Residents of Big Sur are fiercely protective of the place, and once established, rarely leave. “It’s where you may not realize how much you can rely on your neighbors until the time comes,” Lee says.
The Lees have lived in Big Sur for 15 years, the last three in their house. “We wanted the absolute serenity and to be self-sufficient (spring water storage tank, solar installation, propane gas and a generator for the vacuum and washer). We’re only selling because the girls have graduated (from Captain Cooper Elementary) to the Carmel schools. The commute is too long for them.”
The family lives near the top of Palo Colorado Canyon, approximately 45 minuets from Carmel. Some may describe the house as a cabin despite its two bedrooms, two full baths, “live-in” master closet, den, great room (with wood-burning stove) and nicely-appointed kitchen (with a four-burner-and-griddle Wolf stove).
There’s a gracefully wide deck in front and another off the living room that soars above the pines, madrones and oaks. From there, views in three directions span the rolling profiles of Los Padres that end only when they meet the sky. One suspects the word “cabin” might not work if the house were made of stucco instead of redwood and pine.

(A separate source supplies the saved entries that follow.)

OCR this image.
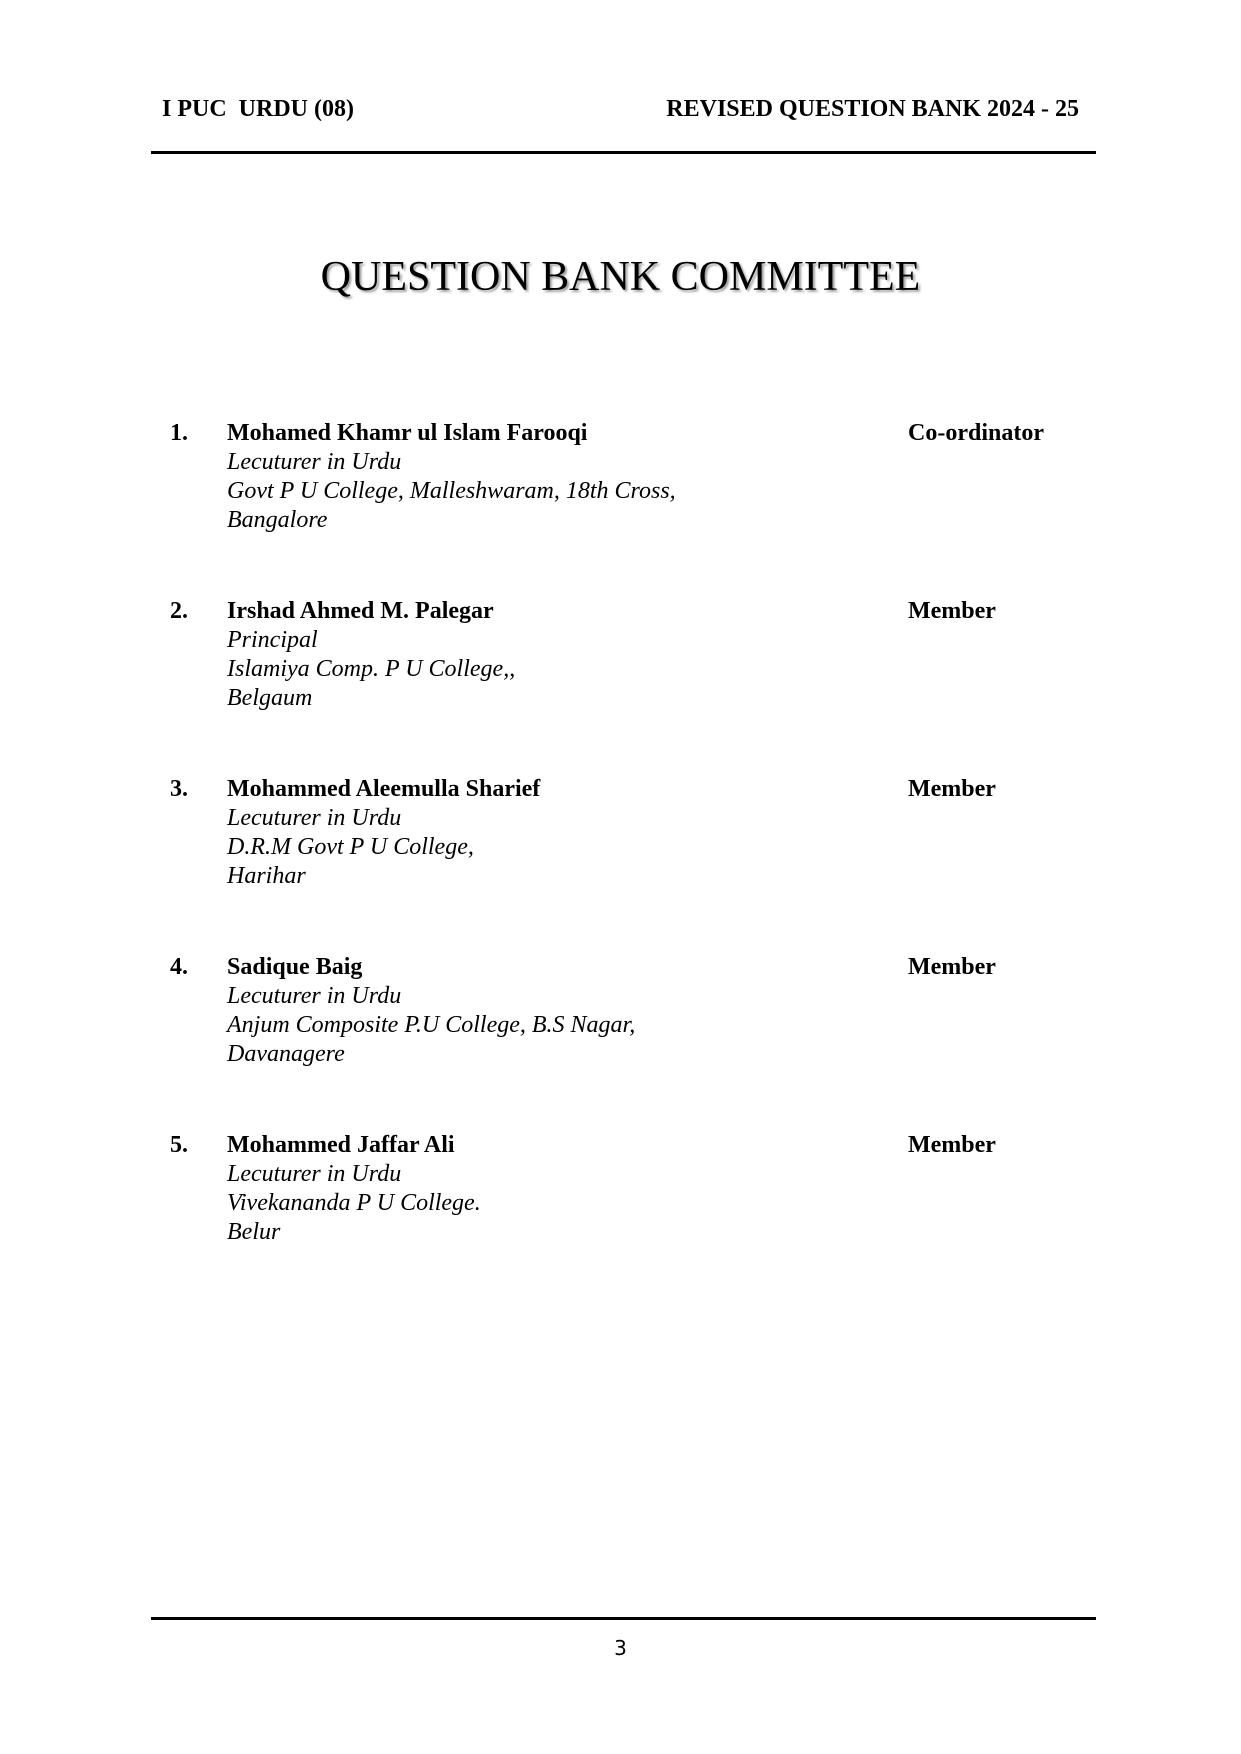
I PUC  URDU (08)	REVISED QUESTION BANK 2024 - 25
QUESTION BANK COMMITTEE
1. Mohamed Khamr ul Islam Farooqi	Co-ordinator
Lecuturer in Urdu
Govt P U College, Malleshwaram, 18th Cross,
Bangalore
2. Irshad Ahmed M. Palegar	Member
Principal
Islamiya Comp. P U College,,
Belgaum
3. Mohammed Aleemulla Sharief	Member
Lecuturer in Urdu
D.R.M Govt P U College,
Harihar
4. Sadique Baig	Member
Lecuturer in Urdu
Anjum Composite P.U College, B.S Nagar,
Davanagere
5. Mohammed Jaffar Ali	Member
Lecuturer in Urdu
Vivekananda P U College.
Belur
3
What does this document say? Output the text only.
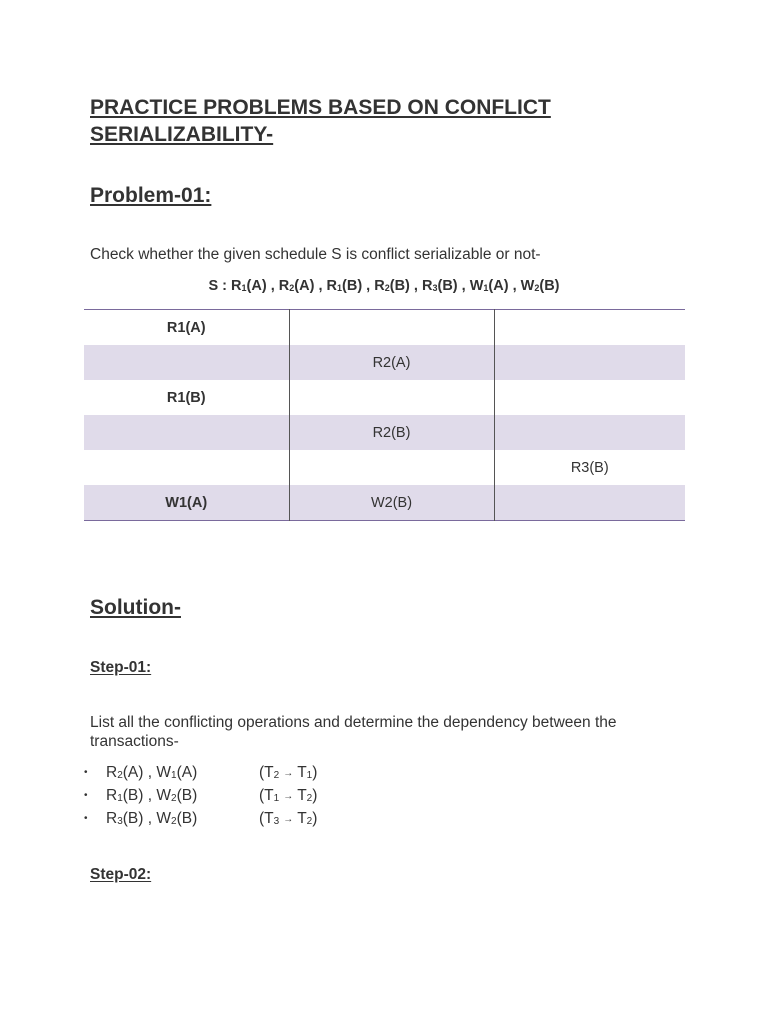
PRACTICE PROBLEMS BASED ON CONFLICT SERIALIZABILITY-
Problem-01:

Check whether the given schedule S is conflict serializable or not-

S : $R_1(A)$ , $R_2(A)$ , $R_1(B)$ , $R_2(B)$ , $R_3(B)$ , $W_1(A)$ , $W_2(B)$
R1(A)		
	R2(A)	
R1(B)		
	R2(B)	
		R3(B)
W1(A)	W2(B)	
Solution-
Step-01:

List all the conflicting operations and determine the dependency between the transactions-

• $R_2(A)$ , $W_1(A)$	$(T_2 \to T_1)$
• $R_1(B)$ , $W_2(B)$	$(T_1 \to T_2)$
• $R_3(B)$ , $W_2(B)$	$(T_3 \to T_2)$
Step-02:
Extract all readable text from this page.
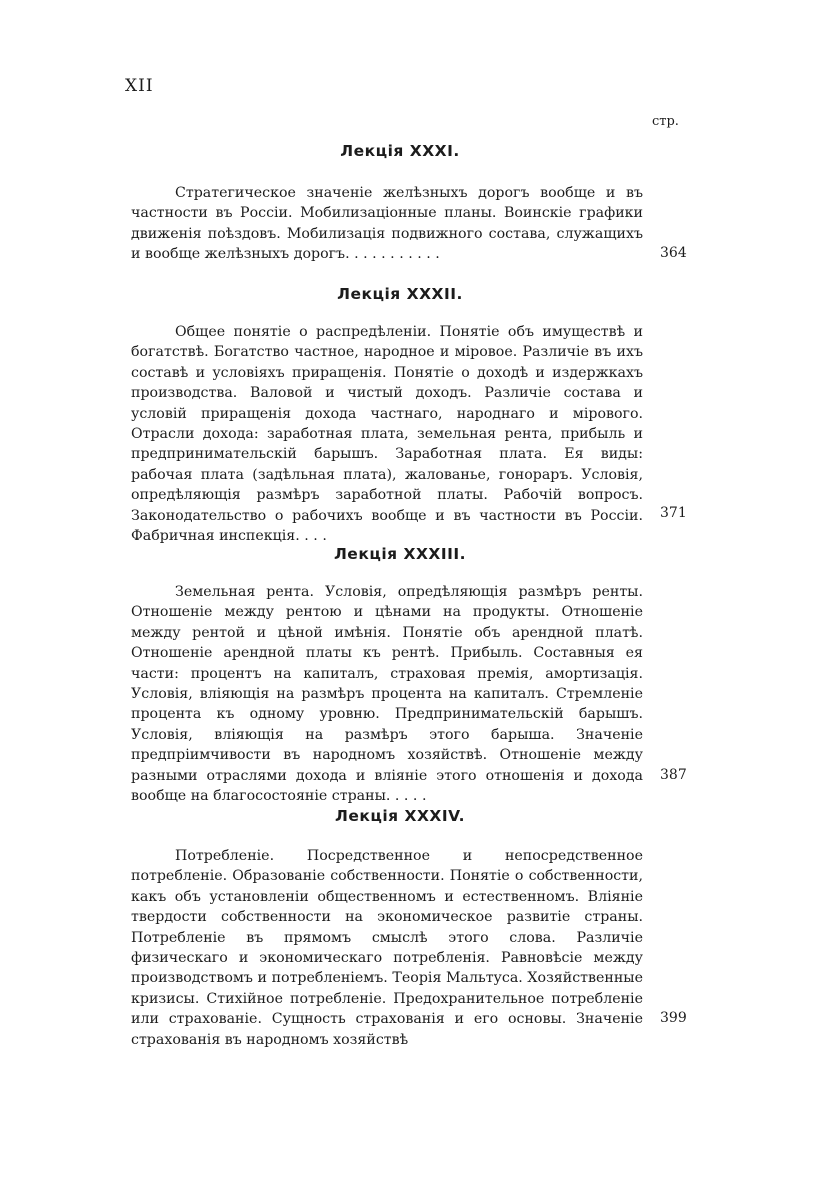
XII
стр.
Лекція XXXI.

Стратегическое значеніе желѣзныхъ дорогъ вообще и въ частности въ Россіи. Мобилизаціонные планы. Воинскіе графики движенія поѣздовъ. Мобилизація подвижного состава, служащихъ и вообще желѣзныхъ дорогъ. . . . . . . . . . .	364
Лекція XXXII.

Общее понятіе о распредѣленіи. Понятіе объ имуществѣ и богатствѣ. Богатство частное, народное и міровое. Различіе въ ихъ составѣ и условіяхъ приращенія. Понятіе о доходѣ и издержкахъ производства. Валовой и чистый доходъ. Различіе состава и условій приращенія дохода частнаго, народнаго и мірового. Отрасли дохода: заработная плата, земельная рента, прибыль и предпринимательскій барышъ. Заработная плата. Ея виды: рабочая плата (задѣльная плата), жалованье, гонораръ. Условія, опредѣляющія размѣръ заработной платы. Рабочій вопросъ. Законодательство о рабочихъ вообще и въ частности въ Россіи. Фабричная инспекція. . . .

371
Лекція XXXIII.

Земельная рента. Условія, опредѣляющія размѣръ ренты. Отношеніе между рентою и цѣнами на продукты. Отношеніе между рентой и цѣной имѣнія. Понятіе объ арендной платѣ. Отношеніе арендной платы къ рентѣ. Прибыль. Составныя ея части: процентъ на капиталъ, страховая премія, амортизація. Условія, вліяющія на размѣръ процента на капиталъ. Стремленіе процента къ одному уровню. Предпринимательскій барышъ. Условія, вліяющія на размѣръ этого барыша. Значеніе предпріимчивости въ народномъ хозяйствѣ. Отношеніе между разными отраслями дохода и вліяніе этого отношенія и дохода вообще на благосостояніе страны. . . . .

387
Лекція XXXIV.

Потребленіе. Посредственное и непосредственное потребленіе. Образованіе собственности. Понятіе о собственности, какъ объ установленіи общественномъ и естественномъ. Вліяніе твердости собственности на экономическое развитіе страны. Потребленіе въ прямомъ смыслѣ этого слова. Различіе физическаго и экономическаго потребленія. Равновѣсіе между производствомъ и потребленіемъ. Теорія Мальтуса. Хозяйственные кризисы. Стихійное потребленіе. Предохранительное потребленіе или страхованіе. Сущность страхованія и его основы. Значеніе страхованія въ народномъ хозяйствѣ

399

The architecture pitches the roof from a standard eight feet at the entry to a peak of 20 feet as it soars above the wrap-around deck that follows the line of the house, a form similar to the wings of a big bird performing a slow, calculated descent. Windows fill the façade and great room with light.
“The moonrise here is unbelievable,” says Lee. In addition to numerous big windows in every room, seven skylights offer pearly brightness to them all, even in the master closet and the pantry (with built-in workstation and wine rack).
“The house was built 34 years ago, and we’re only the third owners,” Lee says. They bought it from the Hills, who lived there a long time. Mr. Hill graciously donated some of his refined watercolor paintings to the house, where they hang in several rooms.
“There seems to be a natural attraction to this area by people who want acres of privacy and tranquility,” Lee says. “In fact, this den was Mr. Hill’s painting studio.” The den, one bedroom and one bath are on the opposite side of the house from the master suite, offering privacy inside as well as out.
The quality detailing in the house is the best of Big Sur styling. The front door is heavy redwood (with screen) and locks via a horizontal slab that slides into a carved latch. On the outside, a dried gourd is cross-pinned at the top of the door and serves as the knocker. Interior door handles, drawer pulls and even towel racks are made of a piece of branch just right for each purpose.
Though the house is not luxurious in the ordinary sense, it’s imbued with the utter luxury of being at one with the natural world, perhaps even immune to the harsh realities found elsewhere.